Yes, if you split your program into smaller programs (one which generates the unsorted data, and one which consumes the sorted data), at which point you could run 'generator | sort | consumer'. Or your program runs 'sort' as a subprocess and communicates over STDIO. In either case you'll need to serialize and deserialize the data in question.
Maybe rather then composing things we should have compilers that create systems across these barriers.
For example a programming language that compiles to three application servers and a queue. The application itself exists across multiple barriers but the source code is a single project.

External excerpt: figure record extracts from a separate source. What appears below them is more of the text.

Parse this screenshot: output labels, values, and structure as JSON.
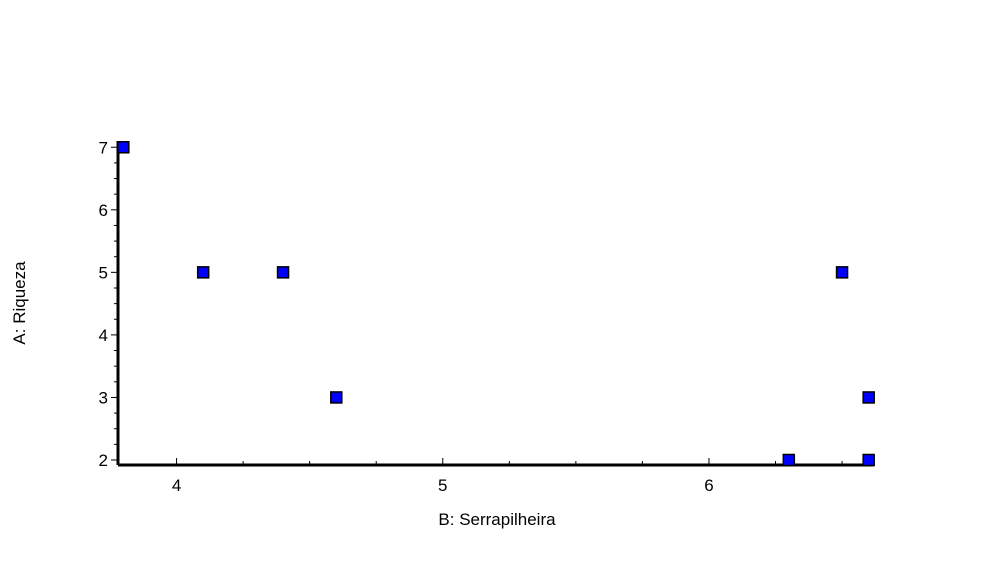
{
  "chart_data": {
    "type": "scatter",
    "title": "",
    "xlabel": "B: Serrapilheira",
    "ylabel": "A: Riqueza",
    "xlim": [
      3.78,
      6.62
    ],
    "ylim": [
      1.92,
      7.1
    ],
    "xticks": [
      4,
      5,
      6
    ],
    "xtick_labels": [
      "4",
      "5",
      "6"
    ],
    "yticks": [
      2,
      3,
      4,
      5,
      6,
      7
    ],
    "ytick_labels": [
      "2",
      "3",
      "4",
      "5",
      "6",
      "7"
    ],
    "x_minor_step": 0.25,
    "y_minor_step": 0.25,
    "grid": false,
    "series": [
      {
        "marker": "square",
        "color": "#0000ff",
        "points": [
          {
            "x": 3.8,
            "y": 7
          },
          {
            "x": 4.1,
            "y": 5
          },
          {
            "x": 4.4,
            "y": 5
          },
          {
            "x": 4.6,
            "y": 3
          },
          {
            "x": 6.3,
            "y": 2
          },
          {
            "x": 6.5,
            "y": 5
          },
          {
            "x": 6.6,
            "y": 3
          },
          {
            "x": 6.6,
            "y": 2
          }
        ]
      }
    ]
  }
}
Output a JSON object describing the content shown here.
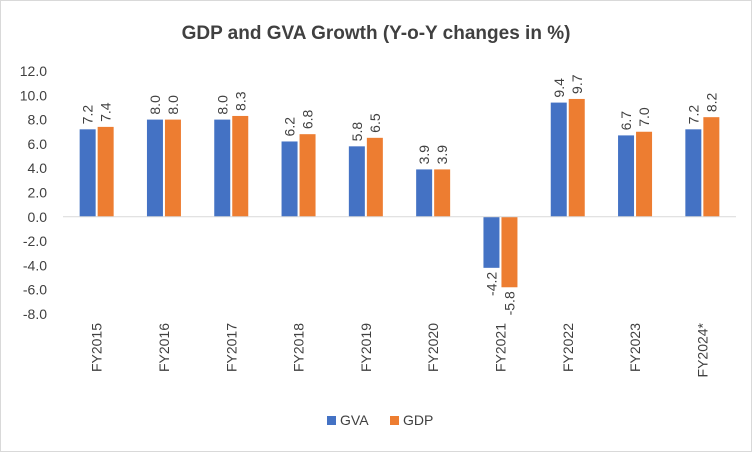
{
  "chart_data": {
    "type": "bar",
    "title": "GDP and GVA Growth (Y-o-Y changes in %)",
    "xlabel": "",
    "ylabel": "",
    "categories": [
      "FY2015",
      "FY2016",
      "FY2017",
      "FY2018",
      "FY2019",
      "FY2020",
      "FY2021",
      "FY2022",
      "FY2023",
      "FY2024*"
    ],
    "series": [
      {
        "name": "GVA",
        "color": "#4472C4",
        "values": [
          7.2,
          8.0,
          8.0,
          6.2,
          5.8,
          3.9,
          -4.2,
          9.4,
          6.7,
          7.2
        ]
      },
      {
        "name": "GDP",
        "color": "#ED7D31",
        "values": [
          7.4,
          8.0,
          8.3,
          6.8,
          6.5,
          3.9,
          -5.8,
          9.7,
          7.0,
          8.2
        ]
      }
    ],
    "ylim": [
      -8.0,
      12.0
    ],
    "yticks": [
      12.0,
      10.0,
      8.0,
      6.0,
      4.0,
      2.0,
      0.0,
      -2.0,
      -4.0,
      -6.0,
      -8.0
    ],
    "grid": false,
    "legend_position": "bottom",
    "data_labels": true,
    "data_label_rotation": "vertical"
  }
}
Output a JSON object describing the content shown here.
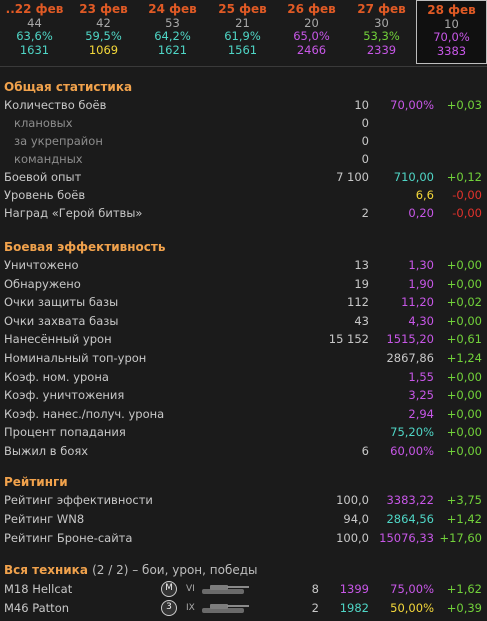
{
  "days": [
    {
      "name": "..22 фев",
      "battles": "44",
      "winrate": "63,6%",
      "rating": "1631",
      "wr_color": "#4fd6c6",
      "rt_color": "#4fd6c6"
    },
    {
      "name": "23 фев",
      "battles": "42",
      "winrate": "59,5%",
      "rating": "1069",
      "wr_color": "#4fd6c6",
      "rt_color": "#f4d83a"
    },
    {
      "name": "24 фев",
      "battles": "53",
      "winrate": "64,2%",
      "rating": "1621",
      "wr_color": "#4fd6c6",
      "rt_color": "#4fd6c6"
    },
    {
      "name": "25 фев",
      "battles": "21",
      "winrate": "61,9%",
      "rating": "1561",
      "wr_color": "#4fd6c6",
      "rt_color": "#4fd6c6"
    },
    {
      "name": "26 фев",
      "battles": "20",
      "winrate": "65,0%",
      "rating": "2466",
      "wr_color": "#c857e8",
      "rt_color": "#c857e8"
    },
    {
      "name": "27 фев",
      "battles": "30",
      "winrate": "53,3%",
      "rating": "2339",
      "wr_color": "#72d23a",
      "rt_color": "#c857e8"
    },
    {
      "name": "28 фев",
      "battles": "10",
      "winrate": "70,0%",
      "rating": "3383",
      "wr_color": "#c857e8",
      "rt_color": "#c857e8",
      "current": true
    }
  ],
  "sections": {
    "general": "Общая статистика",
    "efficiency": "Боевая эффективность",
    "ratings": "Рейтинги",
    "vehicles": "Вся техника",
    "vehicles_count": "(2 / 2)",
    "vehicles_note": "– бои, урон, победы"
  },
  "general": [
    {
      "label": "Количество боёв",
      "value": "10",
      "avg": "70,00%",
      "avg_color": "c-purple",
      "delta": "+0,03",
      "delta_color": "c-green"
    },
    {
      "label": "клановых",
      "value": "0",
      "sub": true
    },
    {
      "label": "за укрепрайон",
      "value": "0",
      "sub": true
    },
    {
      "label": "командных",
      "value": "0",
      "sub": true
    },
    {
      "label": "Боевой опыт",
      "value": "7 100",
      "avg": "710,00",
      "avg_color": "c-cyan",
      "delta": "+0,12",
      "delta_color": "c-green"
    },
    {
      "label": "Уровень боёв",
      "value": "",
      "avg": "6,6",
      "avg_color": "c-yellow",
      "delta": "-0,00",
      "delta_color": "c-red"
    },
    {
      "label": "Наград «Герой битвы»",
      "value": "2",
      "avg": "0,20",
      "avg_color": "c-purple",
      "delta": "-0,00",
      "delta_color": "c-red"
    }
  ],
  "efficiency": [
    {
      "label": "Уничтожено",
      "value": "13",
      "avg": "1,30",
      "avg_color": "c-purple",
      "delta": "+0,00",
      "delta_color": "c-green"
    },
    {
      "label": "Обнаружено",
      "value": "19",
      "avg": "1,90",
      "avg_color": "c-purple",
      "delta": "+0,00",
      "delta_color": "c-green"
    },
    {
      "label": "Очки защиты базы",
      "value": "112",
      "avg": "11,20",
      "avg_color": "c-purple",
      "delta": "+0,02",
      "delta_color": "c-green"
    },
    {
      "label": "Очки захвата базы",
      "value": "43",
      "avg": "4,30",
      "avg_color": "c-purple",
      "delta": "+0,00",
      "delta_color": "c-green"
    },
    {
      "label": "Нанесённый урон",
      "value": "15 152",
      "avg": "1515,20",
      "avg_color": "c-purple",
      "delta": "+0,61",
      "delta_color": "c-green"
    },
    {
      "label": "Номинальный топ-урон",
      "value": "",
      "avg": "2867,86",
      "avg_color": "c-gray",
      "delta": "+1,24",
      "delta_color": "c-green"
    },
    {
      "label": "Коэф. ном. урона",
      "value": "",
      "avg": "1,55",
      "avg_color": "c-purple",
      "delta": "+0,00",
      "delta_color": "c-green"
    },
    {
      "label": "Коэф. уничтожения",
      "value": "",
      "avg": "3,25",
      "avg_color": "c-purple",
      "delta": "+0,00",
      "delta_color": "c-green"
    },
    {
      "label": "Коэф. нанес./получ. урона",
      "value": "",
      "avg": "2,94",
      "avg_color": "c-purple",
      "delta": "+0,00",
      "delta_color": "c-green"
    },
    {
      "label": "Процент попадания",
      "value": "",
      "avg": "75,20%",
      "avg_color": "c-cyan",
      "delta": "+0,00",
      "delta_color": "c-green"
    },
    {
      "label": "Выжил в боях",
      "value": "6",
      "avg": "60,00%",
      "avg_color": "c-purple",
      "delta": "+0,00",
      "delta_color": "c-green"
    }
  ],
  "ratings": [
    {
      "label": "Рейтинг эффективности",
      "value": "100,0",
      "avg": "3383,22",
      "avg_color": "c-purple",
      "delta": "+3,75",
      "delta_color": "c-green"
    },
    {
      "label": "Рейтинг WN8",
      "value": "94,0",
      "avg": "2864,56",
      "avg_color": "c-cyan",
      "delta": "+1,42",
      "delta_color": "c-green"
    },
    {
      "label": "Рейтинг Броне-сайта",
      "value": "100,0",
      "avg": "15076,33",
      "avg_color": "c-purple",
      "delta": "+17,60",
      "delta_color": "c-green"
    }
  ],
  "vehicles": [
    {
      "name": "M18 Hellcat",
      "badge": "M",
      "tier": "VI",
      "battles": "8",
      "damage": "1399",
      "damage_color": "c-purple",
      "winrate": "75,00%",
      "winrate_color": "c-purple",
      "delta": "+1,62",
      "delta_color": "c-green"
    },
    {
      "name": "M46 Patton",
      "badge": "3",
      "tier": "IX",
      "battles": "2",
      "damage": "1982",
      "damage_color": "c-cyan",
      "winrate": "50,00%",
      "winrate_color": "c-yellow",
      "delta": "+0,39",
      "delta_color": "c-green"
    }
  ]
}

The complaint is more about bad interfaces. One of the examples (unix command line tools) has a very clumsy interface if you're trying to use it from within a lower level program: create pipes for input & output, fork, exec, use i/o on the pipes to feed data in and get results out, waitpid, figure out how the tool exited... this is slow, annoying to implement, has many failure modes that would not exist if the interface were a direct function call, and it's inflexible in that you'll be unable to use the core functionality provided by the tool if your data cannot be realized as a simple text stream that still makes sense to the receiving tool. And you can't extend the core functionality e.g. by passing another function to it. That's a huge amount of friction to using code that is already there, because of bad interface. And that's why people reimplement those tools instead of composing programs using those existing tools.
Likewise, FFIs exist, but often it's just easier to reimplement something in your language instead of trying to use the existing implementation from another language.

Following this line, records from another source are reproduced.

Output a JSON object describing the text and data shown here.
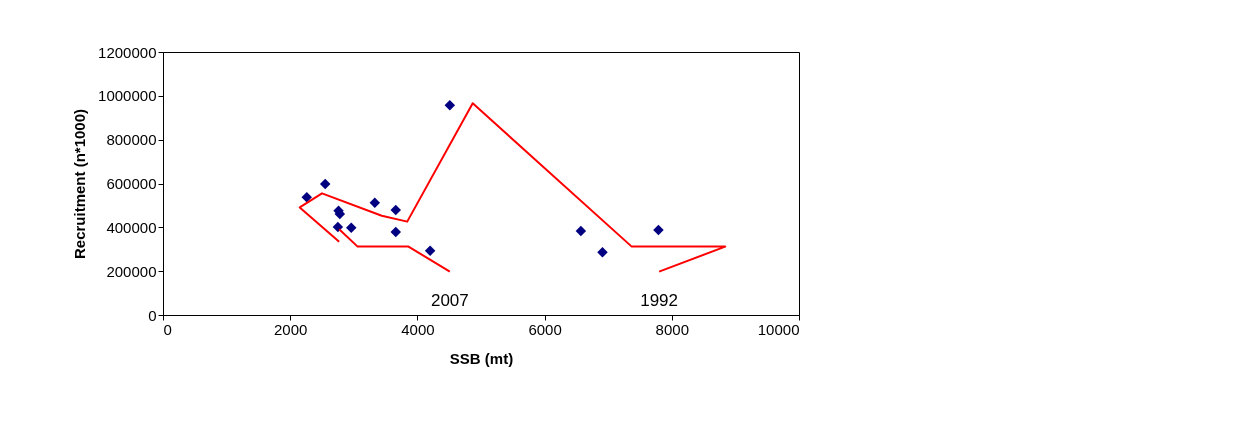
{
  "chart_data": {
    "type": "scatter",
    "xlabel": "SSB (mt)",
    "ylabel": "Recruitment (n*1000)",
    "xlim": [
      0,
      10000
    ],
    "xticks": [
      0,
      2000,
      4000,
      6000,
      8000,
      10000
    ],
    "ylim": [
      0,
      1200000
    ],
    "yticks": [
      0,
      200000,
      400000,
      600000,
      800000,
      1000000,
      1200000
    ],
    "grid": false,
    "series": [
      {
        "color": "#000080",
        "marker": "diamond",
        "x": [
          2260,
          2550,
          2760,
          2780,
          2750,
          2960,
          3330,
          3660,
          3660,
          4200,
          4510,
          6570,
          6910,
          7790
        ],
        "values": [
          537000,
          598000,
          476000,
          461000,
          401000,
          398000,
          512000,
          479000,
          379000,
          293000,
          957000,
          383000,
          286000,
          388000
        ]
      },
      {
        "type": "line",
        "color": "#ff0000",
        "marker": "none",
        "x": [
          7800,
          8840,
          7370,
          4870,
          3840,
          3440,
          2500,
          2150,
          2770,
          null,
          2770,
          3060,
          3860,
          4510
        ],
        "values": [
          198000,
          312000,
          312000,
          966000,
          426000,
          453000,
          555000,
          491000,
          334000,
          null,
          391000,
          312000,
          312000,
          198000
        ]
      }
    ],
    "annotations": [
      {
        "text": "2007",
        "x": 4510,
        "y": 198000
      },
      {
        "text": "1992",
        "x": 7800,
        "y": 198000
      }
    ]
  }
}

It's not about interfaces being an impediment but there being too many composition models, none of which seem to scale very well. A composition model is more than an interface. E.g. the way you compose a C program is you write the pieces (functions, structs) that are designed to fit together in certain ways, and then run the compiler which binds these together. The way you compose a web application is you invoke multiple processes that have a pre-shared notion of the protocols and they bind with each other. We're inventing model upon model, stacking them up like an wall of rocks. I'm saying we should look for models that are powerful but compact and can scale up. It should also be something that leads to less reimplementation because composition within it becomes easier. I don't think we have such models and I believe this needs deeper study.
Unix provides a very spartan UI (the shell) with very spartan composition primitives (yay pipes? how many of you are still writing real programs in shell? regret not doing that little script that expanded to 5000 lines and tries to manage multiple processes, in a real programming language?) and a programming environment where you implement all the rest for yourself. Everything is a file, except when it's a process or a function or a thread or a file descriptor or an address or a socket or a ... you get it. We might be building lots of impressive products on top of Unix, but when looking at the code, it's more like we're mostly working around Unix (often trying to wish it away altogether by abstracting it out) because it doesn't solve our problems.
Files don't scale and lack transactions (i.e. are full of races, until you dump them and get a real database), pipes don't scale (and are too limited due to unidirectionality), text streams don't scale, shell scripts don't scale (and are full of races). Unix originally didn't even have a mechanism for waiting on multiple fds and then they came up with the hack that is select(2), which doesn't scale, and we still don't have a good API for asynchronous I/O (read the docs for e.g. libev for fun). Unix just makes you cross too many narrow one-way bridges, or build an island for yourself.